Scheduling of Days on Station
When a cruise plan has been worked out, the WHOI Marine Operations Coordinator will draw up a schedule for the cruise, showing transit time, days on station, and port calls.
Generally, a cruise is scheduled to provide two days in port prior to sailing for the loading of scientific equipment and supplies. Scientists may join the ship the evening before departure (moving aboard earlier requires special arrangements with WHOI Port Office personnel). Port departure time is not advertized but was considered when determining the scheduled number of days in port; the possibility of a late departure time effectively adds flexibility to the port time available to complete cruise preparations. The figure given for transit time is purposely conservative, allowing for the safe and reasonable operation of Atlantis and for any unforeseen contingencies which could delay the ship’s arrival on station. Some research party leaders, however, assuming an early departure time and noting the maximum speed of which Atlantis is capable, optimistically schedule extra scientific work for some of the designated transit days. After joining the ship, they attempt to persuade the crew to alter the original schedule to accommodate these new plans, placing the crew in a difficult position. Therefore, prospective science party members are warned not to tamper with the departure time and transit day safety margin provided. The Marine Operations Coordinator reserves the right to determine cruise scheduling as he deems necessary, and changes in the science program should be discussed with him even if the published schedule appears to provide adequate time. Generally, the Master determines the port departure time based upon completion of ship preparations and timely arrival at the first work station listed in the cruise plan. The Chief Scientist determines the site departure time based upon research needs and arrival in port at a time affording a full work day ashore on the first scheduled port day.
A day on station (DOS) is normally a dive day consisting of a 24-hour period (midnight to midnight). However, scheduling considerations may require that the support ship arrive on station for the first dive in the early morning rather than at midnight. Additionally, there may be a requirement for departure from the dive site soon after the submersible is recovered rather than after the full 24 hours have elapsed. If the science program requires that these time periods be available on station, the Alvin Group must be informed well in advance in case schedule changes are required.

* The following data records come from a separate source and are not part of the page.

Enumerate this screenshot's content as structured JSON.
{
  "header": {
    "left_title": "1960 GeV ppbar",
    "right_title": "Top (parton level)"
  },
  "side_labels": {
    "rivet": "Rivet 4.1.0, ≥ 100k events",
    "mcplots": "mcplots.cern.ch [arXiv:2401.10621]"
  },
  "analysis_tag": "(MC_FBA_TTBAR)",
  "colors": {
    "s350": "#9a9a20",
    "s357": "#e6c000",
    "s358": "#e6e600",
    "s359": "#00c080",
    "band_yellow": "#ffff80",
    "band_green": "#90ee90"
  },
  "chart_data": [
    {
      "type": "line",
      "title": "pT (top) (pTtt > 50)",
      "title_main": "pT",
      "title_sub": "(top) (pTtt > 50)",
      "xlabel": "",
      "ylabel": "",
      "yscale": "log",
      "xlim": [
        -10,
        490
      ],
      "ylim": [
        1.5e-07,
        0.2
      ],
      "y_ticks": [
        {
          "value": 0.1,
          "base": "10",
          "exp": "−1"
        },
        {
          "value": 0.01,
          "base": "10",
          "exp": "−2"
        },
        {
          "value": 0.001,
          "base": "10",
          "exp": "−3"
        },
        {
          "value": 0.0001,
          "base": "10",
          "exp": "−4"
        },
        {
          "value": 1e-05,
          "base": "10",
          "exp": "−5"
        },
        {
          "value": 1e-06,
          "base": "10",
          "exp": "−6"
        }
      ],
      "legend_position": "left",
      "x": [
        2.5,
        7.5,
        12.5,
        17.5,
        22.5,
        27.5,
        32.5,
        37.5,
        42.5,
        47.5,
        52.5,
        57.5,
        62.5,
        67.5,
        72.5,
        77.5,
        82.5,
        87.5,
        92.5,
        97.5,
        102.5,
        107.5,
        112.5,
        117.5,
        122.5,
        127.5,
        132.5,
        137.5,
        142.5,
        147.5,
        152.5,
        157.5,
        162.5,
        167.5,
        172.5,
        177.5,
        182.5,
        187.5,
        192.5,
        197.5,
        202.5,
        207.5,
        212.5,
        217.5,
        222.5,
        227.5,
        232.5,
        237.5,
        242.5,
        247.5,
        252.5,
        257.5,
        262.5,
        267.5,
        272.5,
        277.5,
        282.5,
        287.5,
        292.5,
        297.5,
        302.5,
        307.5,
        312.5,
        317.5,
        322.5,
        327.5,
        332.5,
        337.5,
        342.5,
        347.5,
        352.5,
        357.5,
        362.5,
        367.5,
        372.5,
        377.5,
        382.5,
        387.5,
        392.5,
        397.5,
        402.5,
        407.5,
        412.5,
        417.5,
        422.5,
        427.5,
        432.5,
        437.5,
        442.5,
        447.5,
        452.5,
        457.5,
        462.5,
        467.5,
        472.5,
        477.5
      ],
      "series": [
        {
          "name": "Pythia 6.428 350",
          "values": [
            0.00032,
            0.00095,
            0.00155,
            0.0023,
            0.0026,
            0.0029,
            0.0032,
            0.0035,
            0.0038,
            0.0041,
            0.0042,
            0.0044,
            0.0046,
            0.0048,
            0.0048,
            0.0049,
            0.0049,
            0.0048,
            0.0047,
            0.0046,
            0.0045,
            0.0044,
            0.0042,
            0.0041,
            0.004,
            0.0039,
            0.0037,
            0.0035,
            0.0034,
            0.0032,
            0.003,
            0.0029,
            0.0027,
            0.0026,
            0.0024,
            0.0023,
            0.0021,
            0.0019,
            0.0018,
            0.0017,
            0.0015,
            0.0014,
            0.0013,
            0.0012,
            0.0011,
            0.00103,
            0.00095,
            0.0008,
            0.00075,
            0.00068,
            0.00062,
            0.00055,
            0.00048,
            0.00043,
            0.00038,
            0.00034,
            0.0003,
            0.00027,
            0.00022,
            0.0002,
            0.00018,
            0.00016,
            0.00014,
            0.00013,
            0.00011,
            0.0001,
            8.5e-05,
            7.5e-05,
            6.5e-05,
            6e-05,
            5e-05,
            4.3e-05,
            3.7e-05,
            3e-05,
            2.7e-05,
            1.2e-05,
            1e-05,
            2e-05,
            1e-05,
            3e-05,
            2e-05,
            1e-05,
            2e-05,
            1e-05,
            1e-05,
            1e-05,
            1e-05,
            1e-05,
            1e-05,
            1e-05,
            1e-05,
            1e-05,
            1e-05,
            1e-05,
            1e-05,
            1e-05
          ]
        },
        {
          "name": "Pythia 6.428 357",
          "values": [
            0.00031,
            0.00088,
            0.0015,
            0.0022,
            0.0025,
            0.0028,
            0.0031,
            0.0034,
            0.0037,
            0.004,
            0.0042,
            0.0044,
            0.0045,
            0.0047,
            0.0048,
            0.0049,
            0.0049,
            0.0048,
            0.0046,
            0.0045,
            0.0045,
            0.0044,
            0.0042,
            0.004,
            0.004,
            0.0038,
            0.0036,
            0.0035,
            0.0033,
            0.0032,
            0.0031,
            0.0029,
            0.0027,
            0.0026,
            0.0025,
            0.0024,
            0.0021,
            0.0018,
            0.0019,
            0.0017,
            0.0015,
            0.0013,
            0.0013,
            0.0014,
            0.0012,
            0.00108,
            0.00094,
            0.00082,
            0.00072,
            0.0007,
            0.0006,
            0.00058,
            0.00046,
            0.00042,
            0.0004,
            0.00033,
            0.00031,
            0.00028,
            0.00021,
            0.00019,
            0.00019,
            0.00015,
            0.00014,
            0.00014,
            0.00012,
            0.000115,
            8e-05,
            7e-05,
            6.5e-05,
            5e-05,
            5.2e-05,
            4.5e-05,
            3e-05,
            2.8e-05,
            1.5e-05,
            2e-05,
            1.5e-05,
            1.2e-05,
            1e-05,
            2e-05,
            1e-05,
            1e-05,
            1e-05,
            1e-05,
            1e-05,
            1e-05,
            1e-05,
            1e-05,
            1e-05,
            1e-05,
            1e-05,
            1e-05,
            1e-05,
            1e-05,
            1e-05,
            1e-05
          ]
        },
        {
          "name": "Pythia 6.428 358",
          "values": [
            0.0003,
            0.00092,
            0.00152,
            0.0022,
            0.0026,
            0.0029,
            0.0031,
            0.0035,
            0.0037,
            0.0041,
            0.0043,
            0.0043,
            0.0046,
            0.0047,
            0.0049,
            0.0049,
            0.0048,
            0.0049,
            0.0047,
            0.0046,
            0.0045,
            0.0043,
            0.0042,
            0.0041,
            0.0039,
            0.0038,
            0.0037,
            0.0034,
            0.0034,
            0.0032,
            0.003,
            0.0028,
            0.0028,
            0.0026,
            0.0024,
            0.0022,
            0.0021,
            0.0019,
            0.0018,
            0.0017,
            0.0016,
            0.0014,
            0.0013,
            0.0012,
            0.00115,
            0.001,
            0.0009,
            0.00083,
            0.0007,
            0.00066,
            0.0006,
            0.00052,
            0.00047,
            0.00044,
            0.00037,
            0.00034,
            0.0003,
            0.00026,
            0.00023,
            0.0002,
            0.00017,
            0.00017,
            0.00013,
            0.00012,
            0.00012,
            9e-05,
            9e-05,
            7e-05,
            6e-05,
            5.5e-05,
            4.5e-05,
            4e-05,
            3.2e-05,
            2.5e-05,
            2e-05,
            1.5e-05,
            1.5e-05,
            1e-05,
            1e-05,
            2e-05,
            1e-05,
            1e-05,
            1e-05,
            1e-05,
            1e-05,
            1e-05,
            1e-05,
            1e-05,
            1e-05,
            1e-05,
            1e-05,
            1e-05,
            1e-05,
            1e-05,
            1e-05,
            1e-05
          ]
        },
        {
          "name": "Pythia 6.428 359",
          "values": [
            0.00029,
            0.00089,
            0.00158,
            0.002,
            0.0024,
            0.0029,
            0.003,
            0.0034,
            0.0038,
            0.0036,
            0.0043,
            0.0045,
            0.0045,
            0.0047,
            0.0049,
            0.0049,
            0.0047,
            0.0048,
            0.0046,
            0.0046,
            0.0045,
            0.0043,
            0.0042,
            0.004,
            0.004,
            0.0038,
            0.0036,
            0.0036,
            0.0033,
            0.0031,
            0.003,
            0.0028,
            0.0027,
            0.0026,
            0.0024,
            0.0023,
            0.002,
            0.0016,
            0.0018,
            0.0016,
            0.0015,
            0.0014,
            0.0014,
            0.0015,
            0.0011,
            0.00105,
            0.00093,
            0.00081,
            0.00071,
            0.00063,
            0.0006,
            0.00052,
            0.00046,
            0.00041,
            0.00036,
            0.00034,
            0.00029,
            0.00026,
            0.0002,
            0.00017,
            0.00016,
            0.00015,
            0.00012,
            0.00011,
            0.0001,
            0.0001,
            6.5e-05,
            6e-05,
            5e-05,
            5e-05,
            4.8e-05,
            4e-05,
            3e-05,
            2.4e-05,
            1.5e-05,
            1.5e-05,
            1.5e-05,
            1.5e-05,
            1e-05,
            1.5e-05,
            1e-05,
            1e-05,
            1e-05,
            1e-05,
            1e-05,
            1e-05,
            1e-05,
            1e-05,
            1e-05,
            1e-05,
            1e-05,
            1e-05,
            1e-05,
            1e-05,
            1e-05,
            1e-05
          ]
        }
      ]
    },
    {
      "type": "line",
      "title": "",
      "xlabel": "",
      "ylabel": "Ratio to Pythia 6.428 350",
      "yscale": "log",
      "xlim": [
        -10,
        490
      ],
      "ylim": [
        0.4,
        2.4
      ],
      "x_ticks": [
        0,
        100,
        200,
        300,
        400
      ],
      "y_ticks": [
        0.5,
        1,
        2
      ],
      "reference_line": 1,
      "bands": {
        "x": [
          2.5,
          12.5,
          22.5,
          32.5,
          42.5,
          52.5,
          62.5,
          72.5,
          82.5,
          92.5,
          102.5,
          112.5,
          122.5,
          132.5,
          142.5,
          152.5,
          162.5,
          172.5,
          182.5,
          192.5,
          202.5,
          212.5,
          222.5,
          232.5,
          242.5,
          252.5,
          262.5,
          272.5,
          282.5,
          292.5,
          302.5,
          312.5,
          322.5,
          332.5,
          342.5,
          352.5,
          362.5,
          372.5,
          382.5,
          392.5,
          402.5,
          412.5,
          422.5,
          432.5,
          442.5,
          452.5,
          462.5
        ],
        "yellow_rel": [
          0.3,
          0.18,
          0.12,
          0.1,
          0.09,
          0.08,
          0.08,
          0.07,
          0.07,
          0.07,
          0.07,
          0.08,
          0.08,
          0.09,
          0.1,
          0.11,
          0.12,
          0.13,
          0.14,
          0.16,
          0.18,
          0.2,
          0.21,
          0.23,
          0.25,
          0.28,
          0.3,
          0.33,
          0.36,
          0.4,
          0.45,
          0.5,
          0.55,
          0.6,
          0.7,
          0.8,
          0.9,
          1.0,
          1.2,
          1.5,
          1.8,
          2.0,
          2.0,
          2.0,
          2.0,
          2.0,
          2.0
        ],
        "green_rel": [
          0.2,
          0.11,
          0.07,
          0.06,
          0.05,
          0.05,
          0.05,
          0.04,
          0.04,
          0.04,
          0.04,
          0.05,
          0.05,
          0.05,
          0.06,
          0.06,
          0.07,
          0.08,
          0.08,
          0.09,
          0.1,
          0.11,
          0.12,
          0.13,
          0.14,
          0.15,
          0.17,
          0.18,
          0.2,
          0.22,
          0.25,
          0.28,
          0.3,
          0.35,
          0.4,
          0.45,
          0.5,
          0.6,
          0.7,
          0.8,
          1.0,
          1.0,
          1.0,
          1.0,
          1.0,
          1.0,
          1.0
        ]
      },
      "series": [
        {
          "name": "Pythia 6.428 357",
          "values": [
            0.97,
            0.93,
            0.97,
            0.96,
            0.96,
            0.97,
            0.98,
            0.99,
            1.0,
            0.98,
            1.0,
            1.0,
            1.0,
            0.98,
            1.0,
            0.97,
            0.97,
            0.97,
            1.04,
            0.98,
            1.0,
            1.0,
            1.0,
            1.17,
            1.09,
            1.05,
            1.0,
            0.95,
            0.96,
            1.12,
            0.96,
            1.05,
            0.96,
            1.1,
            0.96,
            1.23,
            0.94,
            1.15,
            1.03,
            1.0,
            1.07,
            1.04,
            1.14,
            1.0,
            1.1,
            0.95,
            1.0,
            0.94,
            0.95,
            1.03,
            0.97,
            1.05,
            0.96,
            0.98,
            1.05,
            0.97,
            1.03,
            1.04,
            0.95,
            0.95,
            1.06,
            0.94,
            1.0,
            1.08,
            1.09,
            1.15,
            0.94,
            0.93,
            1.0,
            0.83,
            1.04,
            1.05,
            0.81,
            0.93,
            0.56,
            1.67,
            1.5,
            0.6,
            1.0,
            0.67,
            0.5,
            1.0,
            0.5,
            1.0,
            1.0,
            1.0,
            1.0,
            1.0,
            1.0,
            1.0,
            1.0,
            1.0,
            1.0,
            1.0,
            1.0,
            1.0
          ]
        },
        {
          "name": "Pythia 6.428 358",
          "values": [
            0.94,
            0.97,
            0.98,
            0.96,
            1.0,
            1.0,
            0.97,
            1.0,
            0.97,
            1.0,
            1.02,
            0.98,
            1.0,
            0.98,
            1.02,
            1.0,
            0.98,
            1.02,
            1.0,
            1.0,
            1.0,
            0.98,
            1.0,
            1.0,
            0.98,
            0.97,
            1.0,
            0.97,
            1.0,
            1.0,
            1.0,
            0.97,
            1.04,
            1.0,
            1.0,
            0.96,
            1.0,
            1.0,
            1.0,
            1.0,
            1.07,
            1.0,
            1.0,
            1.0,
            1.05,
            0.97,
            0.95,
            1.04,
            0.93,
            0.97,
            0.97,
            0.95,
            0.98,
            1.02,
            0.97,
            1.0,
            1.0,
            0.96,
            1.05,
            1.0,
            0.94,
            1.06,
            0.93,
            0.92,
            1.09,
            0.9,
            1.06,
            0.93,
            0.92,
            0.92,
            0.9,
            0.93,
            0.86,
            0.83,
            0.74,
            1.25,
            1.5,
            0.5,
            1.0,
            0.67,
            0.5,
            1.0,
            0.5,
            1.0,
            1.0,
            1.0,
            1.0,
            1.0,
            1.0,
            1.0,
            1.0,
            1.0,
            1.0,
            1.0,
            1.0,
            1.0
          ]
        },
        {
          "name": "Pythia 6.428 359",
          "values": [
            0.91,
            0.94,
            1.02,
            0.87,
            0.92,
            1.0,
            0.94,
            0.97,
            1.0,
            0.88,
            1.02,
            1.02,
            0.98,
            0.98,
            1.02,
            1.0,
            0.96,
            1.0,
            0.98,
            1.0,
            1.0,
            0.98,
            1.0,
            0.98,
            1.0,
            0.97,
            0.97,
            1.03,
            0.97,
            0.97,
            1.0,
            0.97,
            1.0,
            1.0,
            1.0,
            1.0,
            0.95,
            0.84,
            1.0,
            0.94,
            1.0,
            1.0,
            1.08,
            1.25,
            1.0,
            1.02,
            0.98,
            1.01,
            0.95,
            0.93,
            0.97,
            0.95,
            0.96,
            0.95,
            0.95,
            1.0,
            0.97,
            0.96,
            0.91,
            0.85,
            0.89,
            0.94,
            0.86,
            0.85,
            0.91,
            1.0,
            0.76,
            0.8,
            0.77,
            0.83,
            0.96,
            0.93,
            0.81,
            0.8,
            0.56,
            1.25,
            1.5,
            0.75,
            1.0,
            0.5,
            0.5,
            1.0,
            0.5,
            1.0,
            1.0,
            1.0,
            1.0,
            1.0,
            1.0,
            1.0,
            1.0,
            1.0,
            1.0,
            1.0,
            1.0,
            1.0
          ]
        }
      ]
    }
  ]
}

The DOS is divided into three parts: predive preparation, diving, and postdive replenishment. After a dive, battery recharging takes 8-12 hours. Part of this time may be simultaneously spent in conducting post-dive servicing and pre-dive checks as well. Post-dive servicing normally takes about an hour and pre-dive checks normally take about two hours.
Following a dive series, the support ship transits to port where a minimum of one day after the arrival day is scheduled for science party disembarkation. During this time the science party may live aboard ship. (At some port stops, however, the galley may be closed, obligating scientists and crew to eat ashore.) Generally, those in charge of scheduling allow considerable latitude in determining the dive site departure time, in the belief that the flexibility of a few extra hours at the end of a cruise may have significant impact on the science program’s success.